Правда, Шураев снятые им огороды хотел было раздать по мелочам мужикам.
Он, очевидно, совершенно превратно и, казалось, умышленно превратно понял
условия, на которых ему была сдана земля.
Правда, часто, разговаривая с мужиками и разъясняя им все выгоды
предприятия, Левин чувствовал, что мужики слушают при этом только пение его
голоса и знают твердо, что, что бы он ни говорил, они не дадутся ему в
обман. В особенности чувствовал он это, когда говорил . с самым умным из
мужиков, Резуновым, и заметил ту игру в глазах Резунова, которая ясно
показывала и насмешку над Левиным и твердую уверенность, что если будет кто
обманут, то уж никак не он, Резунов.
Но, несмотря на все это, Левин думал, что дело шло и что, строго ведя
счеты и настаивая на своем, он докажет им в будущем выгоды такого устройства
и что тогда дело пойдет само собой.
Дела эти вместе с остальным хозяйством, оставшимся на его руках, вместе
с работой кабинетною над своею книгой так занимали все лето Левина, что он
почти и не ездил на охоту. Он узнал в конце августа о том, что Облонские
уехали в Москву, от их человека, привезшего назад седло. Он чувствовал, что,
не ответив на письмо Дарьи Александровны, своею невежливостью, о которой он
без краски стыда не мог вспомнить, он сжег свои корабли и никогда уж не
поедет к ним. Точно так же он поступил и со Свияжским, уехав не простившись.

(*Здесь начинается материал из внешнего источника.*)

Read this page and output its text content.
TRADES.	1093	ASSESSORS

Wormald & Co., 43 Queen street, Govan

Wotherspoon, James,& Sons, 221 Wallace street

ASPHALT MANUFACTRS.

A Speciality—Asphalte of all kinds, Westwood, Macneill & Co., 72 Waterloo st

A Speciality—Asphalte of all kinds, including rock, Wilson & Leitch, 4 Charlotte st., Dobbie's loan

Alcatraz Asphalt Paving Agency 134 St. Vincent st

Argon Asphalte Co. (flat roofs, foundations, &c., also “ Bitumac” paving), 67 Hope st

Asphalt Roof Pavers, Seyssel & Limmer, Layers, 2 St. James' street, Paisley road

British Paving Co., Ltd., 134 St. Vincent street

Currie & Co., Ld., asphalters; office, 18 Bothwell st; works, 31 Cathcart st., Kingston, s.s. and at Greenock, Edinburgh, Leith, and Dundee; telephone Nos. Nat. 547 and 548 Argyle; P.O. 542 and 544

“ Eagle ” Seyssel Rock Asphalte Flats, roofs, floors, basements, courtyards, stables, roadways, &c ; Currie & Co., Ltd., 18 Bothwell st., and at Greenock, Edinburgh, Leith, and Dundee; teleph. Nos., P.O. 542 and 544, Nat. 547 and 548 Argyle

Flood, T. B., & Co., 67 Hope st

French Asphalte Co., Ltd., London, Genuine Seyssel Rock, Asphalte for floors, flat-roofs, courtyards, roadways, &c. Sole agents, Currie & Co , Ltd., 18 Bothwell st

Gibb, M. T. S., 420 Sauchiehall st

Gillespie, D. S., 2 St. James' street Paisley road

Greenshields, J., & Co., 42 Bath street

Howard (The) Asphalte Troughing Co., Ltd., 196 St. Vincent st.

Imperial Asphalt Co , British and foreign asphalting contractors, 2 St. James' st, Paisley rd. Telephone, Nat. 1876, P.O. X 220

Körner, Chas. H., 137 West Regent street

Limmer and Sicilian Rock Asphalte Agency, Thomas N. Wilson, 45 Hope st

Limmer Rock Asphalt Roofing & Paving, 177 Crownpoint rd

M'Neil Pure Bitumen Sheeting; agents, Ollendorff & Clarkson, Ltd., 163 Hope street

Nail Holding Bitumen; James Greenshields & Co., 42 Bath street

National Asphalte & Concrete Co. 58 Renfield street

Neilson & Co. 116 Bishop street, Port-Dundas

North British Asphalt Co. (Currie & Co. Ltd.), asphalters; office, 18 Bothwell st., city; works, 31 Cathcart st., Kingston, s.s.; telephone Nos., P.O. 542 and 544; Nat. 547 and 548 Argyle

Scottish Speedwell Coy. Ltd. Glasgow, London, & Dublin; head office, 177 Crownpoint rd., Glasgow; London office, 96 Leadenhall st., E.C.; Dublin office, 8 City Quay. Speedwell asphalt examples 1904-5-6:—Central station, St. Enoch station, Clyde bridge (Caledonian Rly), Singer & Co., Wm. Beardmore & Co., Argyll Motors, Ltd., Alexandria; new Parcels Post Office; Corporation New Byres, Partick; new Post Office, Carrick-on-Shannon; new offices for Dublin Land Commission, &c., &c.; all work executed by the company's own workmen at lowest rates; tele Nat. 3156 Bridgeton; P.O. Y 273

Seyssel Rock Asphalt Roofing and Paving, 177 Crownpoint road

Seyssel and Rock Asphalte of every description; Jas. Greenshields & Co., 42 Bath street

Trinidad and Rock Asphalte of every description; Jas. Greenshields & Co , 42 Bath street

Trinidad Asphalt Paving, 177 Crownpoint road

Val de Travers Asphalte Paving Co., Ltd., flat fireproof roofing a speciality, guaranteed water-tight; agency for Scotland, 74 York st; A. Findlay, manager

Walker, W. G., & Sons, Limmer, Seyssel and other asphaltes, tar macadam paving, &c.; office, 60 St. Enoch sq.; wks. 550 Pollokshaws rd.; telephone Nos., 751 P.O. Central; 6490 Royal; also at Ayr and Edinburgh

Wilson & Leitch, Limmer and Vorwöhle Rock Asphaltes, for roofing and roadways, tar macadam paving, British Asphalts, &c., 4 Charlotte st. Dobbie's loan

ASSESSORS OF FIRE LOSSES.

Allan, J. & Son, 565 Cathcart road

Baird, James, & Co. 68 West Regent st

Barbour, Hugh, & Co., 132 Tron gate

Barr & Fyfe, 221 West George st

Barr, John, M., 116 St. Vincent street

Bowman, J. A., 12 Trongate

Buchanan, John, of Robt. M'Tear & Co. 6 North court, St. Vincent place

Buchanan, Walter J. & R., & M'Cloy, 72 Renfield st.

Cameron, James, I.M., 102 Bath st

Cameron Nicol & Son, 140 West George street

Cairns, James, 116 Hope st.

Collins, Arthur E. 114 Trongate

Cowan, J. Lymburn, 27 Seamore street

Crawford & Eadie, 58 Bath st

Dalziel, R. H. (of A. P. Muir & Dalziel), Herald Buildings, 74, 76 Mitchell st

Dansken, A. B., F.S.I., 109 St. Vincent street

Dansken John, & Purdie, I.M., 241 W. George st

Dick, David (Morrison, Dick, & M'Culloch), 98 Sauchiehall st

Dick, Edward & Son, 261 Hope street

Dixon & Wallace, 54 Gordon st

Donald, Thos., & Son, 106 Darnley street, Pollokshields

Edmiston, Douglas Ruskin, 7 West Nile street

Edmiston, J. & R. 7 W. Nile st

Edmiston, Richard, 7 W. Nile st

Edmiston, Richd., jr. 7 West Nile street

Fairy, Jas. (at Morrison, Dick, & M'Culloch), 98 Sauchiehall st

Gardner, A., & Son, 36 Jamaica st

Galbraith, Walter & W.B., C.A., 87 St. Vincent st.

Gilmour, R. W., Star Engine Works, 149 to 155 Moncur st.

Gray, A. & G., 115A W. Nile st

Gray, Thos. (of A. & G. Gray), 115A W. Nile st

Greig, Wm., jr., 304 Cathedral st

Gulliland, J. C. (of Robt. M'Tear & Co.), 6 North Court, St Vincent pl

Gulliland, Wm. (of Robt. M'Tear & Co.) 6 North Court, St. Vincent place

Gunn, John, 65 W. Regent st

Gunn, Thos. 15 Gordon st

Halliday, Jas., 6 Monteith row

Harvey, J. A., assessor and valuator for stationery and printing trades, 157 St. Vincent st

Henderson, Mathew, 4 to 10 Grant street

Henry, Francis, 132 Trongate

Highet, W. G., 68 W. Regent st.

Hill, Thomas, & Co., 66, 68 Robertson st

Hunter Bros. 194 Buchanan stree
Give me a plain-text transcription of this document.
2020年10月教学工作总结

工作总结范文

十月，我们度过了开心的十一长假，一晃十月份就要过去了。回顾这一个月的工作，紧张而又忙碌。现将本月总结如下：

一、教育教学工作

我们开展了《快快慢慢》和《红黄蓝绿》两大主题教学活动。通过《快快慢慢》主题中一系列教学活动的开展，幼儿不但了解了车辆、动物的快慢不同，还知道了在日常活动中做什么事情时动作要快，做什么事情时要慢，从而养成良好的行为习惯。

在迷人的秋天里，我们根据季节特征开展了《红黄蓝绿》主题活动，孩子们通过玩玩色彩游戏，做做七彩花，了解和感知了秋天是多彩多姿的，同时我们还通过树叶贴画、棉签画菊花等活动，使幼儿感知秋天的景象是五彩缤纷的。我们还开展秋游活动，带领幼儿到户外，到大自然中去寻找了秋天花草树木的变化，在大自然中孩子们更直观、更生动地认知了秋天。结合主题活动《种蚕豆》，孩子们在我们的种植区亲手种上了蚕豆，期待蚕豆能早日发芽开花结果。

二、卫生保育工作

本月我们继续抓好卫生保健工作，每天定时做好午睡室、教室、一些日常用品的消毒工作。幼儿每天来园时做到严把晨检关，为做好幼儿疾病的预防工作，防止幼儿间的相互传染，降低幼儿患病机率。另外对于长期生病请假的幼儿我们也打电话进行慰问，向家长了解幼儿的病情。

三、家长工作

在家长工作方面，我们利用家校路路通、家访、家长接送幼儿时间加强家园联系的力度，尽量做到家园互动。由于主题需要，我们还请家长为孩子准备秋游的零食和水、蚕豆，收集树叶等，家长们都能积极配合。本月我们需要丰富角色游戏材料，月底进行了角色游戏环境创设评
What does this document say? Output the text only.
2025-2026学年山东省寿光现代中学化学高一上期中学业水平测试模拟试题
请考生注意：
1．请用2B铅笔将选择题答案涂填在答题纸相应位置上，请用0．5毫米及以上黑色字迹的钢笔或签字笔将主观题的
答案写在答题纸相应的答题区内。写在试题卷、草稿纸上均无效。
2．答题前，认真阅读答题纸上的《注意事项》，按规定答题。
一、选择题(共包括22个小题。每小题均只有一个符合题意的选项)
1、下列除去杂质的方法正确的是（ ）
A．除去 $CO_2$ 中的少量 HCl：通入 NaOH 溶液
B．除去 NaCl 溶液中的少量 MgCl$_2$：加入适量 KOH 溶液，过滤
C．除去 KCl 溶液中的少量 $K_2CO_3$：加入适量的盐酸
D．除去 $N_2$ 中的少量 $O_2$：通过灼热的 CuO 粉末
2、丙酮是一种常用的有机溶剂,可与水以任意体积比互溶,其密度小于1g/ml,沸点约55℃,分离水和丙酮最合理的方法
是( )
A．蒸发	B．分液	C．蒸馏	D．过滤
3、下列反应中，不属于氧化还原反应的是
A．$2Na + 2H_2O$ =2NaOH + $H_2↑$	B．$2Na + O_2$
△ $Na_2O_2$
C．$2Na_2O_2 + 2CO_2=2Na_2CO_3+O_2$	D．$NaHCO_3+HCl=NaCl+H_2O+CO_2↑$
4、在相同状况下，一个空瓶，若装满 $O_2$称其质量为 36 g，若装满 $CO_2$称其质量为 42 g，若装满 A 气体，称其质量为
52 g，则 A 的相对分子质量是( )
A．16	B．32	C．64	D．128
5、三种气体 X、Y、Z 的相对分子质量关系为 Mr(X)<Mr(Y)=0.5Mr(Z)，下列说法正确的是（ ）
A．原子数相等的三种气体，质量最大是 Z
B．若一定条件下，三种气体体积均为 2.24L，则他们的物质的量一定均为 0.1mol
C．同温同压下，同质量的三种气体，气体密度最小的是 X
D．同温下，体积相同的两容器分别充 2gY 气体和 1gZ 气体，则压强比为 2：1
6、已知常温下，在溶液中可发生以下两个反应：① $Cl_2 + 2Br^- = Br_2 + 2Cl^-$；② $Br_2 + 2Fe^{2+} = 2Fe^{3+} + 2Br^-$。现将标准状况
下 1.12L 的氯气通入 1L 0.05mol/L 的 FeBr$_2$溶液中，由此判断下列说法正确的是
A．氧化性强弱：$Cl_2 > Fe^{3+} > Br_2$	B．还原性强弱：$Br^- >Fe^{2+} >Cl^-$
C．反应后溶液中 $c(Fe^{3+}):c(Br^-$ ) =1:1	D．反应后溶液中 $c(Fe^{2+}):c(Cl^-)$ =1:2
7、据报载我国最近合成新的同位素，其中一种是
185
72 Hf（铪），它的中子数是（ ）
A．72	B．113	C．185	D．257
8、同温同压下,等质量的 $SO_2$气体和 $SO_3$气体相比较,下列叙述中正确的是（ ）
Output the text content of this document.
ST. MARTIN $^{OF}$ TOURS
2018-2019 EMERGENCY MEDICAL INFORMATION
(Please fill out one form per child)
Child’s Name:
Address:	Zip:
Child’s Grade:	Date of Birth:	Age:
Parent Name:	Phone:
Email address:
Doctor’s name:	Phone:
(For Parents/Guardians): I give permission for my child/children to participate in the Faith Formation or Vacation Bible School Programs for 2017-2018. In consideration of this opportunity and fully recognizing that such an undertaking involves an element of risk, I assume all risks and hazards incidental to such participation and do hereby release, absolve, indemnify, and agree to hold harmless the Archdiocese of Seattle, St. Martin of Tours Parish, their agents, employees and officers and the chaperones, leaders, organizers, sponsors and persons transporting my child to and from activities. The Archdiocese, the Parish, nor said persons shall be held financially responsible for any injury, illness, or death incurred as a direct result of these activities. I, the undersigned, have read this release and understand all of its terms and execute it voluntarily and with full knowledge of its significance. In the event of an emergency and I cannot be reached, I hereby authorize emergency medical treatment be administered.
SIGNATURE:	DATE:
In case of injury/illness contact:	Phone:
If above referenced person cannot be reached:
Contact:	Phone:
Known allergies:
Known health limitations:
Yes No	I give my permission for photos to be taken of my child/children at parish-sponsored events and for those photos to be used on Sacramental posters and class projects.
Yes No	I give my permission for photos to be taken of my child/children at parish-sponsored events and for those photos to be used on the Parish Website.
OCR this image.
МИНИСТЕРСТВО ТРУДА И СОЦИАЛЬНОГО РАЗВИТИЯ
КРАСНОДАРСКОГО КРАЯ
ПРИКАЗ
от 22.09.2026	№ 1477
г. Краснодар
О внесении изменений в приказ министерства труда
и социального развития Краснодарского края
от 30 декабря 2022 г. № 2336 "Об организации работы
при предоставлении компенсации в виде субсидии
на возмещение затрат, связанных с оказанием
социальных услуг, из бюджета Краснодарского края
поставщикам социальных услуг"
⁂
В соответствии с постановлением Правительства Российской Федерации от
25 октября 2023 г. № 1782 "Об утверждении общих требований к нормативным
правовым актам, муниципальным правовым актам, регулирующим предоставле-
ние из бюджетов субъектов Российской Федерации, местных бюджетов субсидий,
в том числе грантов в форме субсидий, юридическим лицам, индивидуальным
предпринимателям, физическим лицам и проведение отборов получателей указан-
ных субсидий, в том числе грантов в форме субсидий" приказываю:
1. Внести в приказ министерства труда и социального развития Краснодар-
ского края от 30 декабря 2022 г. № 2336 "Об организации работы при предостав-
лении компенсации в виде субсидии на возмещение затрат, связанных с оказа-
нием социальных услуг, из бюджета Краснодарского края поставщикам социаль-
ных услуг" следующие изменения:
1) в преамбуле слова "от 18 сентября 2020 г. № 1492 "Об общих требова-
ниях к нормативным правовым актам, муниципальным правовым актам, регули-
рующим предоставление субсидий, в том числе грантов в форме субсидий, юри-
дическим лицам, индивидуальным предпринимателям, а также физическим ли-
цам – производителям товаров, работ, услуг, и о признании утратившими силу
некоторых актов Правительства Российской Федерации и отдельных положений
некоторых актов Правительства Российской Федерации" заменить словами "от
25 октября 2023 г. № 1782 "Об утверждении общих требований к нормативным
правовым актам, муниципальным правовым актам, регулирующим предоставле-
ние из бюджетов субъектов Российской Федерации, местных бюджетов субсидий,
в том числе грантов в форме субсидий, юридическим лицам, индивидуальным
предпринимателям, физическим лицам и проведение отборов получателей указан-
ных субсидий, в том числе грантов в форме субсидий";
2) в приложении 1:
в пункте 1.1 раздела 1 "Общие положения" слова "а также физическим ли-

Но он к ним тоже никогда не поедет. Теперь это ему было все равно. Дело
нового устройства своего хозяйства занимало его так, как еще ничто никогда в
жизни. Он перечитал книги, данные ему Свияжским, и, выписав то, чего у него
не было, перечитал и политико-экономические и социалистические книги по
этому предмету и, как он ожидал, ничего не нашел такого, что относилось бы
до предпринятого им дела. В политико-экономических книгах, в Милле например,
которого он изучал первого с большим жаром, надеясь всякую минуту найти
разрешение занимавших его вопросов, он нашел выведенные из положения
европейского хозяйства законы; но он никак не видел, почему эти законы, не
приложимые к России, должны быть общие. То же самое он видел и в
социалистических книгах: или это были прекрасные фантазии, но неприложимые,
которыми он увлекался, еще бывши студентом, - или поправки, починки того
положения дела, в которое поставлена была Европа и с которым земледельческое
дело в России не имело ничего общего. Политическая экономия говорила, что
законы, по которым развилось и развиваегся богатство Европы, суть законы
всеобщие и несомненные. Социалистическое учение говорило, что развитие по
этим законам ведет к погибели. И ни то, ни другое не давало не только
ответа, но ни малейшего намека на то, что ему, Левину, и всем русским
мужикам и землевладельцам делать с своими миллионами рук и десятин, чтоб они
были наиболее производительны для общего благосостояния.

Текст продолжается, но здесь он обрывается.